From the time Tommy could walk, he was tagging along on the football field. "Tommy is the only one that I thought would go into coaching," said Bobby. "Terry we thought would go into law. Jeff majored in criminal justice. But Tommy, ever since he was in elementary school, let it be known that he wanted to be a coach."

Tommy is the second of four boys. Older brother Steve was a preacher; now he’s a financial planner in Birmingham. He’s working with Terry on a project to involving schools and parents. “We are doing something that is going to have a powerful influence on education in the country,” said Steve.

Terry has been driving to Birmingham from Auburn to work three days a week with Steve on the project. Tommy describes the project as “day care for rich people.”

“You and your wife are working and you can see what your children are learning,” Tommy said. “You could catch up on them and see what they’re being taught.” He doesn’t expect Terry to stay out of coaching. “He’s going to start that TV work in September. I would say after he does that we’ll know. I would think he’ll get back into coaching this coming November when more jobs come open. But he can afford to be selective, which is a nice luxury. He doesn’t have to take just anything.”

This week, though, everybody in the Bowden family is taking a break for the annual vacation, usually a time for sharing thoughts on coaching. This year, with Tommy preparing for a October 23 game with his dad, the talk "will be pretty generic," said Tommy. The days are over for now when Tommy and his dad exchange any substantive ideas on coaching.

“We’ve always talked football,” said Tommy. “Me and Terry and my bother Jeff – we’ve always talked x’s and o’s especially since daddy was at Florida State and Terry was at Auburn and I was at Tulane and we never played. Now it will be, ‘How long do you practice? How do you discipline?’ More of that than the x’s and o’s that we used to.”

All the boys, including Steve, were in Troy, Al., for the Bowden family camp last week. They left straight from there for the beach. "As long as mother is calling the shots, we'll go," said Tommy.
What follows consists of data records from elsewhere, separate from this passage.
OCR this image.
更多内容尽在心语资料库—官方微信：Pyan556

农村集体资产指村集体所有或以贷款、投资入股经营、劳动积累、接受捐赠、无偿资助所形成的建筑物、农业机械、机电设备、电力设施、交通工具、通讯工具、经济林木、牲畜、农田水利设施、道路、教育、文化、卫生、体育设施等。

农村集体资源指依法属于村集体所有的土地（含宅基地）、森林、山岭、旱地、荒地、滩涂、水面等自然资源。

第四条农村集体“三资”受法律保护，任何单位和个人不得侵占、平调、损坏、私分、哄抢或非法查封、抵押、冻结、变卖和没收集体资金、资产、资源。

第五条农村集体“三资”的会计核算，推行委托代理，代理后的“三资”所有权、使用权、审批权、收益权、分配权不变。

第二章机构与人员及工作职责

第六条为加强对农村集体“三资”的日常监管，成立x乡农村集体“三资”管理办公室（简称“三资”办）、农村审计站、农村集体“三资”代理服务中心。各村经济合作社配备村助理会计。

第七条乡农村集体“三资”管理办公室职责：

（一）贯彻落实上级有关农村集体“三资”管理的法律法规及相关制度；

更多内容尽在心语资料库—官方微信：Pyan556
If Tommy and Linda have anything to do with it, though, their only son Ryan won't follow in his dad's footsteps. "He loves to be around Tommy and go up and stay at practice," said Linda. "You would think he would be bored. We're so adamant at steering him away from it. It's such a tentative way to live.

“It's exciting and all that. During the rough times, we landed on our feet. But the situation with Terry last year shows the nature of the business. He went from top to bottom in record time. We're steering Ryan away, showing him some other options."
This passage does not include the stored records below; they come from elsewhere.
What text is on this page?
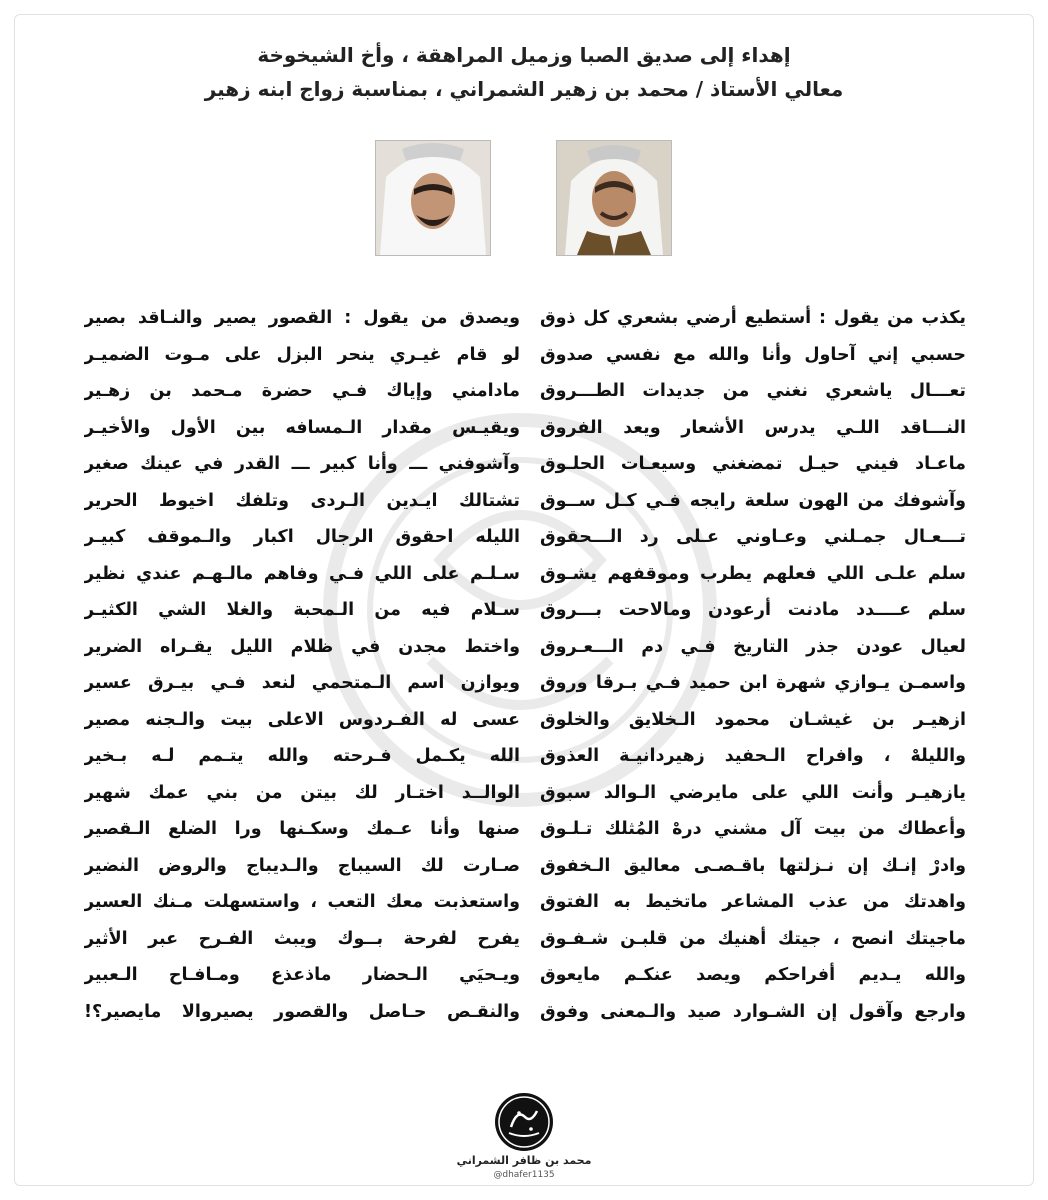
إهداء إلى صديق الصبا وزميل المراهقة ، وأخ الشيخوخة
معالي الأستاذ / محمد بن زهير الشمراني ، بمناسبة زواج ابنه زهير
يكذب من يقول : أستطيع أرضي بشعري كل ذوق
حسبي إني آحاول وأنا والله مع نفسي صدوق
تعـــال ياشعري نغني من جديدات الطـــروق
النـــاقد اللـي يدرس الأشعار ويعد الفروق
ماعـاد فيني حيـل تمضغني وسيعـات الحلـوق
وآشوفك من الهون سلعة رايجه فـي كـل ســوق
تـــعـال جمـلني وعـاوني عـلى رد الـــحقوق
سلم علـى اللي فعلهم يطرب وموقفهم يشـوق
سلم عــــدد مادنت أرعودن ومالاحت بـــروق
لعيال عودن جذر التاريخ فـي دم الـــعـروق
واسمـن يـوازي شهرة ابن حميد فـي بـرقا وروق
ازهيـر بن غيشـان محمود الـخلايق والخلوق
والليلهْ ، وافراح الـحفيد زهيردانيـة العذوق
يازهيـر وأنت اللي على مايرضي الـوالد سبوق
وأعطاك من بيت آل مشني درهْ المُثلك تـلـوق
وادرْ إنـك إن نـزلتها باقـصـى معاليق الـخفوق
واهدتك من عذب المشاعر ماتخيط به الفتوق
ماجيتك انصح ، جيتك أهنيك من قلبـن شـفـوق
والله يـديم أفراحكم ويصد عنكـم مايعوق
وارجع وآقول إن الشـوارد صيد والـمعنى وفوق
ويصدق من يقول : القصور يصير والنـاقد بصير
لو قام غيـري ينحر البزل على مـوت الضميـر
مادامني وإياك فـي حضرة مـحمد بن زهـير
ويقيـس مقدار الـمسافه بين الأول والأخيـر
وآشوفني ـــ وأنا كبير ـــ القدر في عينك صغير
تشتالك ايـدين الـردى وتلفك اخيوط الحرير
الليله احقوق الرجال اكبار والـموقف كبيـر
سـلـم على اللي فـي وفاهم مالـهـم عندي نظير
سـلام فيه من الـمحبة والغلا الشي الكثيـر
واختط مجدن في ظلام الليل يقـراه الضرير
ويوازن اسم الـمتحمي لنعد فـي بيـرق عسير
عسى له الفـردوس الاعلى بيت والـجنه مصير
الله يكـمل فـرحته والله يتـمم لـه بـخير
الوالــد اختـار لك بيتن من بني عمك شهير
صنها وأنا عـمك وسكـنها ورا الضلع الـقصير
صـارت لك السيباج والـديباج والروض النضير
واستعذبت معك التعب ، واستسهلت مـنك العسير
يفرح لفرحة بــوك ويبث الفـرح عبر الأثير
ويـحيَي الـحضار ماذعذع ومـافـاح الـعبير
والنقـص حـاصل والقصور يصيروالا مايصير؟!
محمد بن ظافر الشمراني
@dhafer1135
Linda remembers the eleven moves in 22 years; never enjoying a new car so they could afford for her to stay at home with their children.

“I’ve got a wife that’s a homemaker and always wanted to be a homemaker,” said Tommy. “That’s the most important job. We’re kinda a throwback to the 1950’s with Ozzie and Harriet and all that stuff. They say you can’t do that stuff anymore. I’m living it.” When Tommy became head coach at Tulane, they could finally afford a buy a new car. After 20 years of being an assistant, it didn’t change the way they lived. Linda picks up daughter Lauren from school. She still cooks Tommy his favorite – fried green tomatoes.
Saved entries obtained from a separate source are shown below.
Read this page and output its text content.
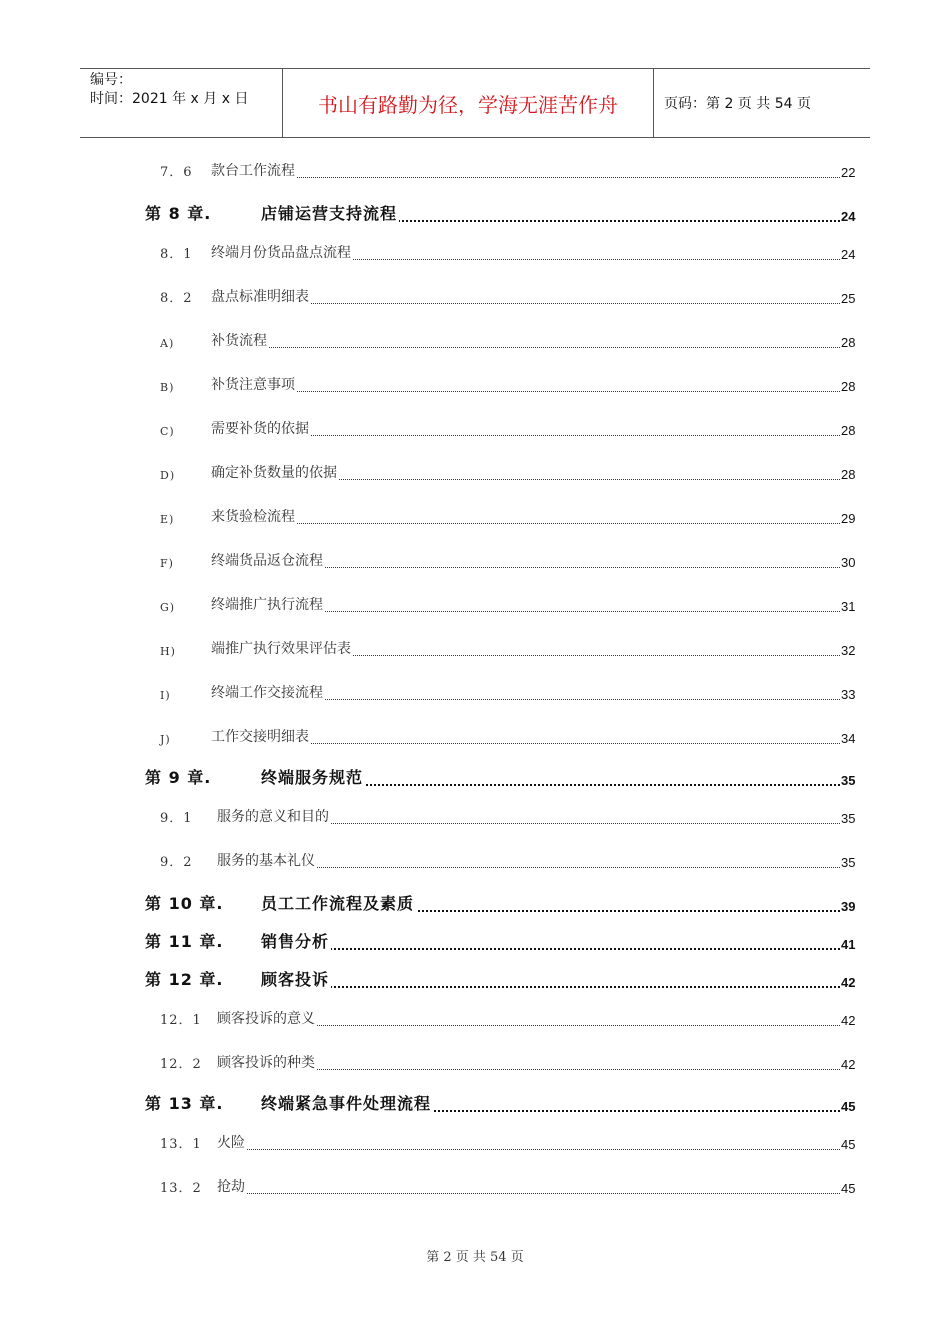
编号：
时间：2021 年 x 月 x 日	书山有路勤为径，学海无涯苦作舟	页码：第 2 页 共 54 页
7．6 款台工作流程	22
第 8 章.	店铺运营支持流程	24
8．1 终端月份货品盘点流程	24
8．2 盘点标准明细表	25
A)	补货流程	28
B)	补货注意事项	28
C)	需要补货的依据	28
D)	确定补货数量的依据	28
E)	来货验检流程	29
F)	终端货品返仓流程	30
G)	终端推广执行流程	31
H)	端推广执行效果评估表	32
I)	终端工作交接流程	33
J)	工作交接明细表	34
第 9 章.	终端服务规范	35
9．1 服务的意义和目的	35
9．2 服务的基本礼仪	35
第 10 章. 员工工作流程及素质	39
第 11 章. 销售分析	41
第 12 章. 顾客投诉	42
12．1 顾客投诉的意义	42
12．2 顾客投诉的种类	42
第 13 章. 终端紧急事件处理流程	45
13．1 火险	45
13．2 抢劫	45
第 2 页 共 54 页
For now, Ryan is planning to go to college at Auburn, where he spent the better part of his years growing up. He’s seen the better side of coaching, though, just like Tommy did when he tagged along with Bobby on the football field and on the road trips with Samford in the early 60’s.

“I made the decision when I was in the sixth grade to be a coach,” said Tommy. “Terry and I slept on those luggage racks inside the team bus. None of us were big anyway. At six and seven we were small. It was easy to sleep up there.” Bobby never faced a losing season as a head coach until Tommy was a sophomore on his 1974 team at West Virginia.

That season opened Tommy’s eyes to the nature of college football coaching. Twenty-four years later he’s been through it all himself – from the low of being passed over in favor of Terry at Auburn to sitting in the corner office of the McFadden Building as the head coach at Clemson.

“I had kinda made a commitment to make sure my Christian witness didn’t deviate because I was having adversity,” said Bowden.